Open pseudotensor opened 7 years ago
What's your matrix size?
Please note the profile starts at right away when the program executes. That means it needs conduct host registration and other one-time initializations before actually doing the computation.
I pointed to the repo that has the gemm2.c, but the main lines changed are:
int M = 10000; int N = M; int K = M;
But the problem occurs for any size.
In nsight, I selected the option for the profiler to not start profiling when program starts. So it only starts profiling when the profile start function is called. But in any case, when gemm is going, the other GPUs are mostly idle.
From the figure, other GPUs are not computing at all. I will investigate this and get back to you.
FYI, can I ask why are you using this? What is it for? If it's okay for you, you can reach me at: wangnan318@gmail.com
Hi, in general multi-GPU blas is great idea, just drop-in. Similar to nvblas's cublasXT. I have problems with many programs segfaulting with nvblas, however, so I was trying yours. Nice paper :)
Hello,
Thank you for your interest. If you're not in rush, it may take me a while to fix into the case. If you're working on a paper, and needs use the library ASAP. Please let me know, I will prioritize this request. Thank you.
Hi, I'd love to use it ASAP, and I'm looking at other alternatives in case.

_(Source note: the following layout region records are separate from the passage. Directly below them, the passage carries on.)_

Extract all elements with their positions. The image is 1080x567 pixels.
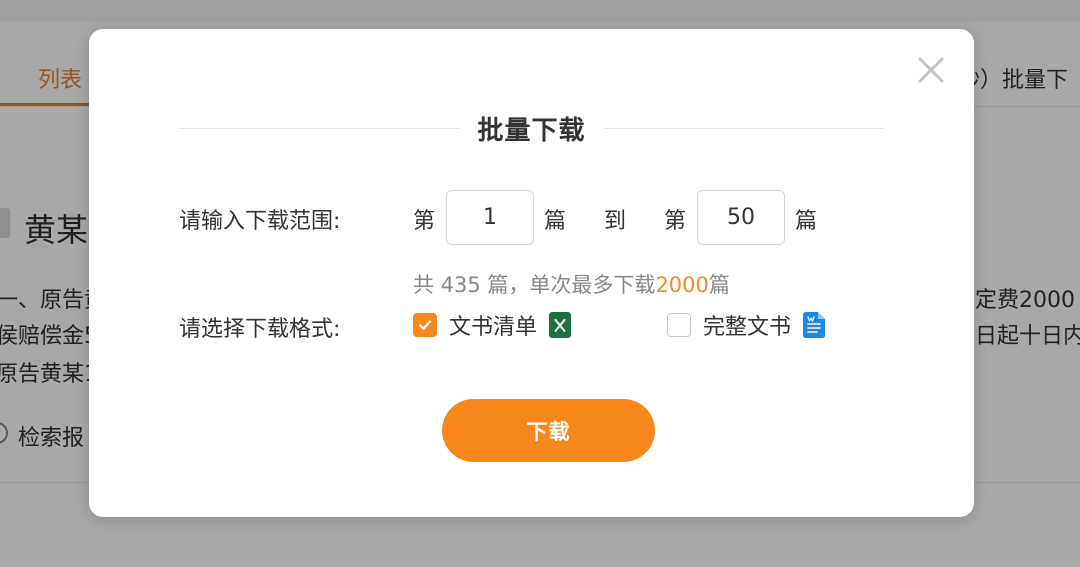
format-label: 请选择下载格式: xyxy=(179,317,341,342)
format-option-full[interactable]: 完整文书 xyxy=(667,310,826,340)
range-unit-to: 篇 xyxy=(795,209,818,234)
hint-unit: 篇 xyxy=(708,273,730,297)
close-button[interactable] xyxy=(914,53,948,87)
format-option-list[interactable]: 文书清单 xyxy=(413,310,572,340)
close-icon xyxy=(918,57,944,83)
title-divider-right xyxy=(603,127,885,129)
dialog-title: 批量下载 xyxy=(477,115,586,146)
list-checkbox[interactable] xyxy=(413,313,437,337)
range-start-input[interactable] xyxy=(446,190,534,245)
full-option-label: 完整文书 xyxy=(703,315,792,340)
hint-text: 共 435 篇，单次最多下载 xyxy=(413,273,656,297)
full-checkbox[interactable] xyxy=(667,313,691,337)
dialog-title-row: 批量下载 xyxy=(179,109,885,147)
range-label: 请输入下载范围: xyxy=(179,209,341,234)
download-button[interactable]: 下载 xyxy=(442,399,655,462)
excel-file-icon xyxy=(549,312,572,338)
check-icon xyxy=(418,320,432,330)
range-hint: 共 435 篇，单次最多下载2000篇 xyxy=(413,269,730,299)
range-unit-from: 篇 xyxy=(544,209,567,234)
list-option-label: 文书清单 xyxy=(449,315,538,340)
range-prefix-from: 第 xyxy=(413,209,436,234)
title-divider-left xyxy=(179,127,460,129)
range-prefix-to: 第 xyxy=(664,209,687,234)
batch-download-dialog: 批量下载 请输入下载范围: 第 篇 到 第 篇 共 435 篇，单次最多下载20… xyxy=(89,29,974,517)
range-to-word: 到 xyxy=(604,209,627,234)
range-end-input[interactable] xyxy=(697,190,785,245)
word-file-icon xyxy=(803,312,826,338)
hint-limit: 2000 xyxy=(655,273,709,297)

I see, I will get back to you within this week.
Hello,
Can you please try to check this commit? I'm preparing a new project for NIPS at the moment, and it is quite unlikely for me to support this project at the moment. Sorry about that.
9bc22cce65e00673a8265b2dd8c7c18f91c94299
Running the testing/gemm.c with only sgemm (commenting out dgemm code) and larger matrices:
int loop = 0; for (loop = 1; loop < 2; loop++) { int M = 10000; int N = M; int K = M; float alpha_f = (float)(((double) rand()/(double)RAND_MAX)10)+1; float beta_f = (float)(((double) rand()/(double)RAND_MAX)10)+1; float A_f, B_f, C_f; A_f = (float)malloc(sizeof(float)MK); B_f = (float)malloc(sizeof(float)KN); C_f = (float)malloc(sizeof(float)MN); Fill_Float(A_f,M,K); Fill_Float(B_f,K,N); Fill_Float(C_f,M,N); fprintf(stderr,"START"); cudaProfilerStart(); cblas_sgemm(CblasColMajor,CblasNoTrans,CblasNoTrans,M,N,K, alpha_f,A_f,M, B_f,K, beta_f,C_f,M); cudaProfilerStop(); fprintf(stderr,"END"); free(A_f); free(B_f); free(C_f); }
shows in nvprof very little multi-GPU use with my 4 Titan-X (Pascal)'s. Also, discounting matrix filling, still lots of wait time before any gemm stuff is done.
I forced type=3 for always blasx use in blas/sgemm.c , so this should be all blasx and no cpu blas.